The man who handled the final nine games after the team fired Ken Whisenhunt this season was chosen Saturday, Jan. 16, just hours after the Titans wrapped up their fourth and final interview for the job.
Tennessee interviewed Mularkey; another former Buffalo coach in Doug Marrone; Detroit Lions defensive coordinator Teryl Austin; and finished the process by midday Saturday by talking with the Titans’ defensive coordinator, Ray Horton.
The last NFL team with a head coach position to fill chose not to wait around for more candidates, instead joining the other six teams who all decided to hire offensive coaches for their openings.
Controlling owner Amy Adams Strunk said Mularkey won the job with his vision for the Titans and how he handled the final two months of the season as an interim coach.
Mularkey was 2-7 in nine games after Whisenhunt went 3-20 in his tenure before being fired Nov. 3.
“Mike is a quality coach and an outstanding person who will help us build this team the right way,” Strunk said in a statement. “He has experience as a head coach and a track record for developing young quarterbacks and dynamic offenses, and he also brings continuity for our franchise quarterback. We understand this may take time as we rebuild the roster and bring in new coaches for Mike’s staff, but we believe he has the experience and expertise to buildå a consistent winner.”

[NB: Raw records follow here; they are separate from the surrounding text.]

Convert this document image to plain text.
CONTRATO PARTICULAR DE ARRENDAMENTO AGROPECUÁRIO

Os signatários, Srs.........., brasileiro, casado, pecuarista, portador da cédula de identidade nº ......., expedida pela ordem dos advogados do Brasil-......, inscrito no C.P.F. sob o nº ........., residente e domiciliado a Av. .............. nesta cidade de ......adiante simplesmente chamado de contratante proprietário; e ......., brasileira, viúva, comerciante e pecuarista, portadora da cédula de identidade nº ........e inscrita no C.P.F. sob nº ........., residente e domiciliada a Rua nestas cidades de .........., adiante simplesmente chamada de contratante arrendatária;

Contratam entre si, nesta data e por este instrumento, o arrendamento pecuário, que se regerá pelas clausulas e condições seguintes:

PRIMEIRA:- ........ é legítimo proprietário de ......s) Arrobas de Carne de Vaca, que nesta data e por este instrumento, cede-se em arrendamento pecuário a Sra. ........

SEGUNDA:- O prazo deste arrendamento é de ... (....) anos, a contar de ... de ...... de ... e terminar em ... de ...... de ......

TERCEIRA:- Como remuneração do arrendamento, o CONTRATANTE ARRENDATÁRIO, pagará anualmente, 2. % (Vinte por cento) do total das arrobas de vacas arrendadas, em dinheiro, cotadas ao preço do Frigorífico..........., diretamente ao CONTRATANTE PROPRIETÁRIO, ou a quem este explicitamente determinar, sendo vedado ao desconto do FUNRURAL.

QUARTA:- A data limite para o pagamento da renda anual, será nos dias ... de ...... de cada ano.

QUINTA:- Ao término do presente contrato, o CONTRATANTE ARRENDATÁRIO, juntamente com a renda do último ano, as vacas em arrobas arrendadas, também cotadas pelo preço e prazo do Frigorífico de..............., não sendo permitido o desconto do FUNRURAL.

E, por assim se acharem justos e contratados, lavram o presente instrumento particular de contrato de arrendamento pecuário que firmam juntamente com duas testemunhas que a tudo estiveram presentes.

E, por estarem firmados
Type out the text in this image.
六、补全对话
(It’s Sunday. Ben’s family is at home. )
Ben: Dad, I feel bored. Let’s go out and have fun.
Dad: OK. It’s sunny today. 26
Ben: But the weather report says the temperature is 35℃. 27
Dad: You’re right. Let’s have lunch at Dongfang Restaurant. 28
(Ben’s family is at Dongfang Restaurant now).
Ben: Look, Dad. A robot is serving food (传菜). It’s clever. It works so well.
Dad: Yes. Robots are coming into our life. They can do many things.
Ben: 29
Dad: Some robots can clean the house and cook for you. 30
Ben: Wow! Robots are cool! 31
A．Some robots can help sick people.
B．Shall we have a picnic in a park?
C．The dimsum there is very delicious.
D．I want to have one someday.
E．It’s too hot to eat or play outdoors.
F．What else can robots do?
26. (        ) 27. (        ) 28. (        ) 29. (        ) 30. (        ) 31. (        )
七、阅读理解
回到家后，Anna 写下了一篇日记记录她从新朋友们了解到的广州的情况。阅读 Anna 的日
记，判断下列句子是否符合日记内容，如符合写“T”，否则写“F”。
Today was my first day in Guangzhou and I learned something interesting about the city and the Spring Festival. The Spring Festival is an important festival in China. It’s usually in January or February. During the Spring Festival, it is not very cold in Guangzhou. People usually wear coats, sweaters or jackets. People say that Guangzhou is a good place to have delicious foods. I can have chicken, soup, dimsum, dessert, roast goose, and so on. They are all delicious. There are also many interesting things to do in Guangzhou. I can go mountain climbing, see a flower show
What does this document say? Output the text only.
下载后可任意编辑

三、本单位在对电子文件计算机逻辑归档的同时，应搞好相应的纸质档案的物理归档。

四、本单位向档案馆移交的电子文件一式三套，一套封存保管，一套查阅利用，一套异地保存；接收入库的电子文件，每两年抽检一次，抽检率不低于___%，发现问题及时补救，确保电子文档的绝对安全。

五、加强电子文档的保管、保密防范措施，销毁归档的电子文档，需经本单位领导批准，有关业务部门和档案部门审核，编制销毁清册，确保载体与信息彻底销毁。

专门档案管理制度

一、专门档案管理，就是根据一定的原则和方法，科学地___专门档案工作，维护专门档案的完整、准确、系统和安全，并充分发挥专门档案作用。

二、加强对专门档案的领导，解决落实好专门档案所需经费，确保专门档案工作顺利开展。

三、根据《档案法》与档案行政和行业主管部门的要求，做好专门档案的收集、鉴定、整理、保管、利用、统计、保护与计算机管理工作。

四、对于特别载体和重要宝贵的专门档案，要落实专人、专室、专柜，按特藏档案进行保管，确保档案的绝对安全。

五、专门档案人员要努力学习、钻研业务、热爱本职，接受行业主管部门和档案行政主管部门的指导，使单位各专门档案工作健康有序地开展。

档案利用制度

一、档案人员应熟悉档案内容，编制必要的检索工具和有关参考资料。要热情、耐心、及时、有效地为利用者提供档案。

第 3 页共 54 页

Mularkey becomes the 18th coach for this franchise overall, and Tennessee’s third since Jeff Fisher left in January 2011.
Keeping Mularkey means avoiding having Marcus Mariota, the No. 2 pick overall in the 2015 draft, start over completely going into his second season.
“We won’t be starting from scratch,” Mularkey said. “With that as a basis, we will now be installing some new systems and bringing in new coaches and players to build on what we have started. There is plenty of work to be done until we reach our goal, but we will all work tirelessly to get us there.”
The Titans hold the No. 1 pick in April’s draft and have more than $20 million in space under the salary cap.
“Mike’s attention to detail as well as his track record of building dynamic offenses while developing young quarterbacks such as Matt Ryan is impressive,” said new General Manager Jon Robinson.
Mularkey coached Buffalo in 2004 and 2005, leading the Bills to a 9-7 record in ‘04 that was the Bills’ last winning season until 2014.
After his stint in Buffalo, he was offensive coordinator at Miami, then coached tight ends in 2007.
Atlanta hired him in 2008 as offensive coordinator, and the Falcons had a 3,000-yard passer, 1,000-yard rusher and 1,000-yard receiver in three of his four season, which earned him another chance as the head man in Jacksonville in 2012, where he went 2-14 before being let go when the Jaguars hired a new general manager.
Mularkey took off the 2013 season and traveled. His old friend Whisenhunt brought him back by hiring him to coach tight ends in Tennessee in 2014, and Delanie Walker turned in the best season of his career that year before topping it in 2015 by becoming the franchise’s first 1,000-yard receiver as a tight end.
Walker also became only the ninth tight end in NFL history to catch 90 passes in a season.
Several Titans congratulated Mularkey on Twitter, with undrafted free agent rookie Quinton Spain thanking the coach for giving him a chance to start at left guard down the stretch.
Mularkey called Mariota and gave him the news personally, the quarterback told the team’s website.
“He did an incredible job with what happened this year and handling everything,” Mariota said. “I am very excited to have him as a coach and I look forward to getting to work.”